Blick auf die Rebberge von Efringen-Kirchen, ideales Terroir an der deutschen „Burgunderpforte“.

Eine Stufe tiefer, aber auch grossartig: Steingrüble von Ziereisen

Nebst einem schon länger geplanten Beitrag über eine Verkostung von vier älteren Jahrgängen des Dézaley Médinette hat mich nun wiederum ein Wein von Ziereisen zum Schreiben angeregt, der „Steingrüble 2016“. Einfach grossartig, wie sich dieser Wein heute präsentiert, in der Trinkreife (wobei er das eigentlich schon die ganze Zeit war) aber immer noch mit viel Lagerpotential! Dieser – durchaus bezahlbare – Gutedel wird spontan vergoren und gegen zwei Jahre auf der Hefe im grossen Holzfass ausgebaut und schliesslich ohne Filtration oder Schönung abgefüllt.

Steingrüble 2016, Gutedel, Badischer Landwein, Hanspeter und Edeltraud Ziereisen
Mittleres Gelb, zuerst etwas Brioche (erinnert ein wenig an einen schönen Champagner), dann sehr fruchtig mit Apfel, Birne, Mirabelle und Papaya, dezenter Holzton; im Mund prägnante aber wunderschön „mürbe“ Säure, enorm mineralisch, dicht, „saftig“, wunderbarer Trinkfluss. Fast nicht endender Abgang mit Anflügen von Zitrus und Brioche. Toller Wein und nur 12,5 % Alk.! 17,5 Punkte.

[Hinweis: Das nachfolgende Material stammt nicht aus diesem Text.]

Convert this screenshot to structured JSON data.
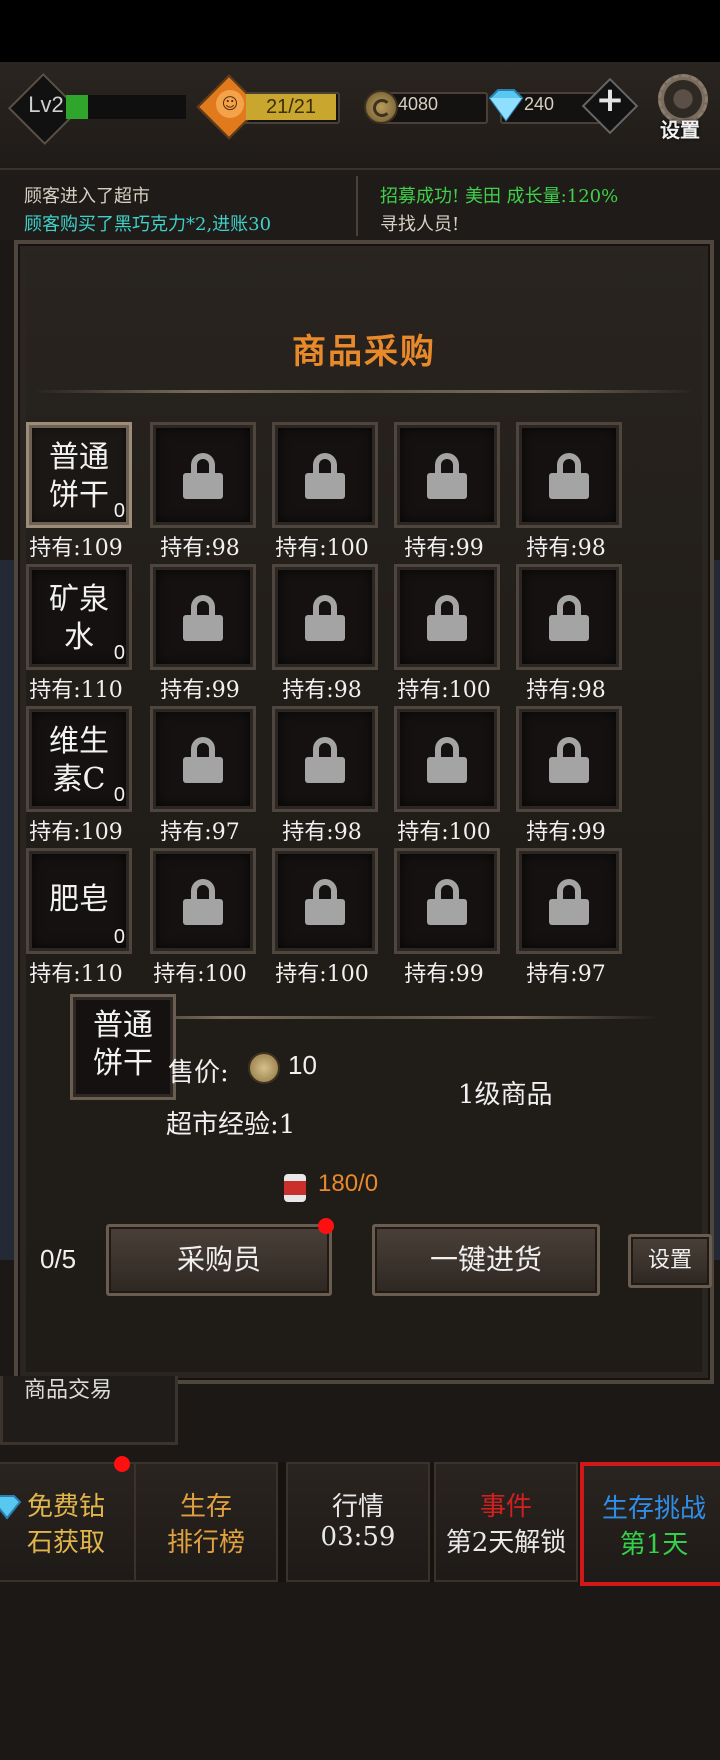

Und die Chasselas-Legende aus der Schweiz: Dézaley Médinette von Louis Bovard

Grandiose Wein- und Kulturlandschaft: Dézaley am Genfersee.

Im vergangenen Spätherbst fand eine unglaublich spannende Degustation der Swiss Wine Connection statt. Von vier Schweizer Spitzenweinen wurden je vier gereifte bis „alte“ Weine präsentiert – darunter als einziger Weisser der Dézaley Grand Cru Médinette der Domaine Louis Bovard. Auch der älteste vorgestellte Jahrgang, 2002, war noch im voller Form – wenn das kein Beweis für die Grösse dieses Cru’s und für das Potential der Chasselas ist! Nachstehend meine Kurznotizen zu den vier Jahrgängen:

2011
Mittleres Strohgelb; grüne Töne, nussig, etwas „mostig“; im Mund etwas Kampfer, trotz tiefer Säure sehr frisch wirkend, rund mit langem Abgang. Der „schwächste“ der vier Jahrgänge, hat aber ev. eine etwas schwierige Phase. 16 Punkte.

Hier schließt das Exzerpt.